Puis, les artistes reviennent en tenue de scène : la chanteuse du groupe, Akemys apparaît alors vêtue d'une somptueuse robe rouge, magnifiée par les lumières.

Le spectacle peut commencer, alors que le soir tombe...

On peut d'abord écouter une chanson pleine de sensualité, I am in love with you... et on se laisse bercer par cette déclaration d'amour...

Puis, la chanson suivante nous entraîne dans un univers plus rythmé, qui donne envie de danser.

La soirée se poursuit avec d'autres mélodies swinguées avec talent...

 

"Akemys est une chanteuse à la voix ample, profonde et sensuelle. Née à Cuba, elle découvre à Paris le jazz grâce à Sarah Vaughan et se passionne ensuite pour les musiques afro-américaines."

"Actuellement, elle emprunte un répertoire soul des années 70 jusqu'à la soul moderne.
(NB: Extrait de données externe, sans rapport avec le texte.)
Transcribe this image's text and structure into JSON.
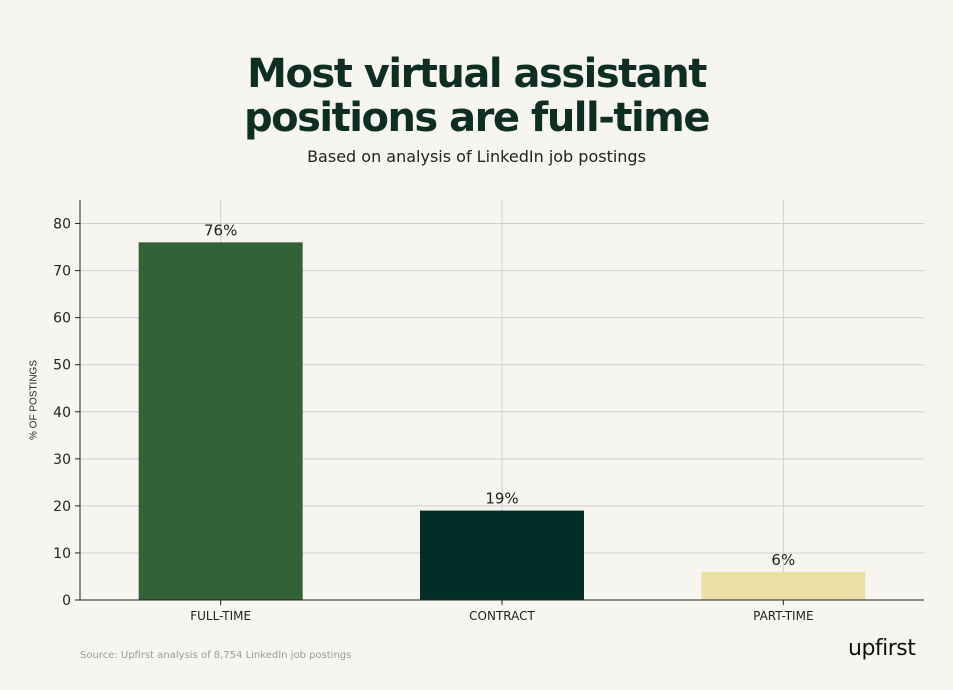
{
  "chart_data": {
    "type": "bar",
    "title": "Most virtual assistant positions are full-time",
    "title_lines": [
      "Most virtual assistant",
      "positions are full-time"
    ],
    "subtitle": "Based on analysis of LinkedIn job postings",
    "categories": [
      "FULL-TIME",
      "CONTRACT",
      "PART-TIME"
    ],
    "values": [
      76,
      19,
      6
    ],
    "data_labels": [
      "76%",
      "19%",
      "6%"
    ],
    "bar_colors": [
      "#336236",
      "#022e27",
      "#ebe1a7"
    ],
    "xlabel": "",
    "ylabel": "% OF POSTINGS",
    "ylim": [
      0,
      85
    ],
    "yticks": [
      "0",
      "10",
      "20",
      "30",
      "40",
      "50",
      "60",
      "70",
      "80"
    ],
    "grid": true,
    "legend": "none"
  },
  "footer": {
    "source": "Source: Upfirst analysis of 8,754 LinkedIn job postings",
    "logo": "upfirst"
  },
  "colors": {
    "background": "#f6f5ef",
    "title": "#0e2e24",
    "grid": "#cfcfcf"
  }
}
De Nina Simone à Bill Withers en passant par Etta James, Joss Stone et Amy Winehouse, Akemys incarne avec son groupe au son vintage, un climat très soul !"

 

Ce spectacle en plein air revêtait un charme particulier : sous les tilleuls, à l'entrée des Jardins de la Fontaine, à Nîmes...

Le cadre somptueux offrait un décor idéal pour écouter de la musique.

Tout à côté, le temple de Diane entouré de pins et de verdures...

Le jardin, ses statues, ses vasques éclairées permettaient d'apprécier encore un peu plus ce spectacle musical.

L'été nous offre ainsi des occasions festives, où la musique nous accompagne et nous berce de douces mélodies.

 

Rappelons que la musique soul, ou simplement soul, est une musique populaire afro-américaine ayant émergé à la fin des années 1950 aux États-Unis, dérivée, entre autres, du gospel et du rhythm and blues. Elle est considérée par certains comme un retour du rhythm and blues aux racines dont il est issu : le gospel.